Kevin Lam, executive director and head of retail services, agency and management for Hong Kong at Cushman & Wakefield, notes, “The spending pattern of mainlanders has changed from ‘shopping-centric’ to more ‘experience-based’ tourism.”
Jewellery and watches, fashion, and beauty popular among tourists
Jewellery and watches, fashion and accessories, and medicines and cosmetics were the most coveted product categories for tourist shoppers, with year-on-year growth rates of 76.7 percent, 54 percent, and 37.4 percent, respectively.
Hong Kong’s Central district saw the strongest increase of 7.1 percent, supported by both high-end tourists and local consumption.
The old way of shopping is out as omnichannel retail thrives
“Shopping as we know it today is a blend of both physical and online shopping,” Kai Tang, head of Hong Kong at Adyen, a Dutch-headquartered payment company, points out. “The reason’s simple: consumers enjoy the convenience online shopping brings and the interactivity they get when visiting a physical store.”
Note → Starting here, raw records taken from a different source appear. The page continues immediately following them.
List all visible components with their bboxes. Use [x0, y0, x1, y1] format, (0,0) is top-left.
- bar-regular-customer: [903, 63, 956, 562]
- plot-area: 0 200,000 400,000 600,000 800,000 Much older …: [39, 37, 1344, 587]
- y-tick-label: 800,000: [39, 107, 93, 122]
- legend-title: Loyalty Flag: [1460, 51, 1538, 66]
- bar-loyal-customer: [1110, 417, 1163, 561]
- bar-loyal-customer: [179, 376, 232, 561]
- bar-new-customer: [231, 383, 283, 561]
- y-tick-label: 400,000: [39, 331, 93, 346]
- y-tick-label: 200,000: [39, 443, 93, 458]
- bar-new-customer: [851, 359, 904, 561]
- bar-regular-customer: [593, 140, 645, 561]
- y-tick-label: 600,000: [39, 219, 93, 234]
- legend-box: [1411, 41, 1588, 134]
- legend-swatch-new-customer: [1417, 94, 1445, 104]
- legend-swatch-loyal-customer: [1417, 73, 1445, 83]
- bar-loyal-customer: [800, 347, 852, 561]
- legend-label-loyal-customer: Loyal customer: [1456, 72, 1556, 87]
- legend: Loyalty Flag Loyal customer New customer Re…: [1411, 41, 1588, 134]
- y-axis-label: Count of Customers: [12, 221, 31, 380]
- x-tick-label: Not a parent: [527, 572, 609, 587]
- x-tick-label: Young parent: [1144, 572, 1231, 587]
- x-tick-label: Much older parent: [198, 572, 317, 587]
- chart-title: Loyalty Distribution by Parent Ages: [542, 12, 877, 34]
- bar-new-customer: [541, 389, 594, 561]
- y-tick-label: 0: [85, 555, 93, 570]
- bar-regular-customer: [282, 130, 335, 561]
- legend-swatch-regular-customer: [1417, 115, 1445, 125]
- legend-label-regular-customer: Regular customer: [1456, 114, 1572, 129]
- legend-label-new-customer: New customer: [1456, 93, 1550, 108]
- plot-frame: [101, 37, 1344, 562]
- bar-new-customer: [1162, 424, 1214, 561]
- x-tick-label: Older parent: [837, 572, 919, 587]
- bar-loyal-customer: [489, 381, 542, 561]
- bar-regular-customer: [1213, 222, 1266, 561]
It is unlikely that either format will trounce the other in the near future, as both brick-and-mortar retail and e-commerce remain key priorities.
Instead of focusing on sales channels as individual touch points, retailers must design seamless end-to-end experiences.
“In Hong Kong, we found that more and more shoppers are looking for such experiences, [such as] in-store kiosks that enable self-checkout, home delivery option for purchases made in-store, and mobile apps for self-checkout in stores,” Tang says. “Consumers are channel-agnostic, meaning they want to be able to switch easily from one channel to another when shopping.”
When it comes to loyalty programmes, Hong Kong retailers are behind – but are working on catching up
Hong Kong retailers traditionally focused on new customer acquisition over nurturing customer loyalty, but that’s already changing.
Seventy percent of Hong Kong shoppers said personalisation is important and they want to see more personalised discounts and offers at their most frequented shops, according to Adyen Hong Kong’s retail trends report.
“For retailers, this can take the form of offering promotions on an item that the customer frequently repurchases,” Tang says.
As more retailers look to retain and increase both local and overseas customers through loyalty programmes, data collection across sales points can help build a suitable model.